Why are some cash machines more likely to be subject to attempted forced removal than others?

The Charity Crimestoppers reports that the number of attacks on cash machines (ATMs) ‘has doubled over the past four years,’ with an annual cost to communities of £150m. The consequence for communities commonly includes an inability to access cash locally for a period. The best possible result for an ATM host is managing the consequences of costs
in the very low thousands for superficial repairs. The worst case is a cost of over £1 million due to the ATM theft creating a building fire and a total loss of the property.

The intuitive sense is that the number of ATM incidents have increased over the past few years. Balkerne reviewed available data for attempted ATM theft incidents for a particular UK Grocery Retailer, with roughly 2,000 stores nationwide and identified a notable increase in frequency in 2020, but a consistency between criminal success and failure.

The success of a physical attack on an ATM involves several factors, from the characteristics of the ATM installation, the knowledge and ability of the criminal perpetrators and the equipment and techniques used to conduct the attack. Vehicles are commonly used in attacks, not just for travel to and escape from the site. Three broad modus operandi for
the use of vehicles on site have been identified:

  • Stolen vehicles are used to ram into the shop and / or ATM to achieve access.

  • A chain attached to a stolen vehicle is used to drag the ATM out.

  • A stolen telehandler or digger is used to drag the ATM out.

Further methods of ATM attacks, which are less frequent include:

  • Mixed gases are introduced into the ATM and ignited to dislodge it.

  • Attack on staff conducting replenishment of ATM.

  • Use of angle grinders to access the back of the ATM.
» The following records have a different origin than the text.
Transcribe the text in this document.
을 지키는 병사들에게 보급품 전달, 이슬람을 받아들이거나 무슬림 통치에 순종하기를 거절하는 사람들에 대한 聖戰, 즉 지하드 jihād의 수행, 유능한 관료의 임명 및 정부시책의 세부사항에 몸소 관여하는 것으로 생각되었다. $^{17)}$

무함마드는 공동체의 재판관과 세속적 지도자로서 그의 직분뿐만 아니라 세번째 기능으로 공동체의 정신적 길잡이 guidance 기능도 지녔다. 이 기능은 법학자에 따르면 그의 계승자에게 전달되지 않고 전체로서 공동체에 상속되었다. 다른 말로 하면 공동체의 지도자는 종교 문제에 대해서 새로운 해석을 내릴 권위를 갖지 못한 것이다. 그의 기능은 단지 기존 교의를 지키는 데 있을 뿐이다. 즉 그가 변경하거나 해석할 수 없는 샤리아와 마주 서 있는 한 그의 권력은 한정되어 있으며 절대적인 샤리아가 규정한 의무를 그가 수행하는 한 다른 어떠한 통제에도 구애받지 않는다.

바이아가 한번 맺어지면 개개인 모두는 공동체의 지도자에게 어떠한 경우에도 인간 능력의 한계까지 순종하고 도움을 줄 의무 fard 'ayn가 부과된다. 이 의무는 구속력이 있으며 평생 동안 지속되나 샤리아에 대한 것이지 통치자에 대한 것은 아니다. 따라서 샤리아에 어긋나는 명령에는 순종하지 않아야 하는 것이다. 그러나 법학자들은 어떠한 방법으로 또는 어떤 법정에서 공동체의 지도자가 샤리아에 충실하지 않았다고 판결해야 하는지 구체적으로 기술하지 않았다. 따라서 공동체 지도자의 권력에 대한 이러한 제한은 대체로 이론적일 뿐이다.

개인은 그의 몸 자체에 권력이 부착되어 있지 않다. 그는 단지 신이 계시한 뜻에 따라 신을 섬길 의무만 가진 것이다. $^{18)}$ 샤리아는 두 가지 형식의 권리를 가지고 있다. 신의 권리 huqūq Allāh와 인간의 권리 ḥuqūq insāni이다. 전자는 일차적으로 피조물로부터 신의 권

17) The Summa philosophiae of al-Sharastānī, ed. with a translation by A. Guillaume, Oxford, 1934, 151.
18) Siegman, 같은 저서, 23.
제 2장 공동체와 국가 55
In this short case study, we review the positioning of three different ATMs which are located within 1km of each other. From visual observations only, and with no knowledge of wider security measures regarding their installation, a simple assessment is made as to their vulnerability to criminal action of forced removal.

ATM ‘A’ is sited through a masonry shop front with a dedicated enhanced servicing shroud located internally. The ATM is installed so that the front is turned 90º from the road. This installation and the placing of bollards to the front of the store, significantly restricts the ability of any vehicle manoeuvre with appropriate speed and angle to attempt a rip-out of the ATM unit. The site is also well provided with several CCTV units providing coverage.

ATM unit ‘B’ is sited through a glazed shop front with a servicing shroud located internally, adjacent to the main glass door entrance. The ATM unit is installed front facing and there is substantial tarmac area immediately adjacent to the store, which affords plenty of vehicle manoeuvre room to achieve the required angle and speed to comprehensively dislodge the ATM unit. It can be discerned from inside the shop that the ATM does not have an enhanced anchoring system.

ATM ‘C’ is sited through a masonry shop front with an adapted internal room for servicing. The front of the ATM is installed at a 45º angle from the road. The presence of a raised planter bed and bollards restricts the ability for vehicle manoeuvre from the front. The side access to the ATM room is protected by a security door and reinforced measures on the wall.

All very interesting, but what has this got to do with technology, Balkerne’s SmartResilience platform and insurance?

LINK is the UK’s cash machine (ATM) network and has a formal ATM Security Working Group, with comprehensive physical ATM security guidelines for installation of, and maintenance of the integrity of ATMs. For the purposes of achieving the best possible premiums from the Insurance Capacity Provider and the Broker, it is up to the insured customer to provide information on how ATM installation and maintenance best practices have been adhered to and overall risk managed as well as possible. A failure to achieve required standards of installation and address vulnerability management will increase risk and liability for the insured customer.

Fundamental to risk mitigation is the need for insured customers to gather and compile information digitally and in a structured format on the conditions of ATM installation and security measures. Furthermore, structured, digital information on where ATMs have been attacked, when and how, enable the necessary knowledge of recognising long term and temporary trends of criminal activity, the issuing of dynamic alerts, but most importantly, the understanding of what security measures work, their cost effectiveness and a prioritisation of ATM locations for capital investment.

Balkerne’s SmartResilence is the digital platform for the insured customer to understand and manage risk:

  • Conduct surveys and assessments of installed equipment.

  • Compile financial values at risk.

  • Record risk controls in comprehensive details and analyse their success.

  • Enable consistent reporting of incident information and subsequent analysis.

  • Disseminate information based on real time alerts.

  • Conduct analysis and make key business decisions.

Perhaps the probability of an ATM rip-out resulting in a catastrophic building fire and a £1m insurance claim could have been significantly reduced by a £2,000 investment in humble anti-ram bollards? The only way is to get the data.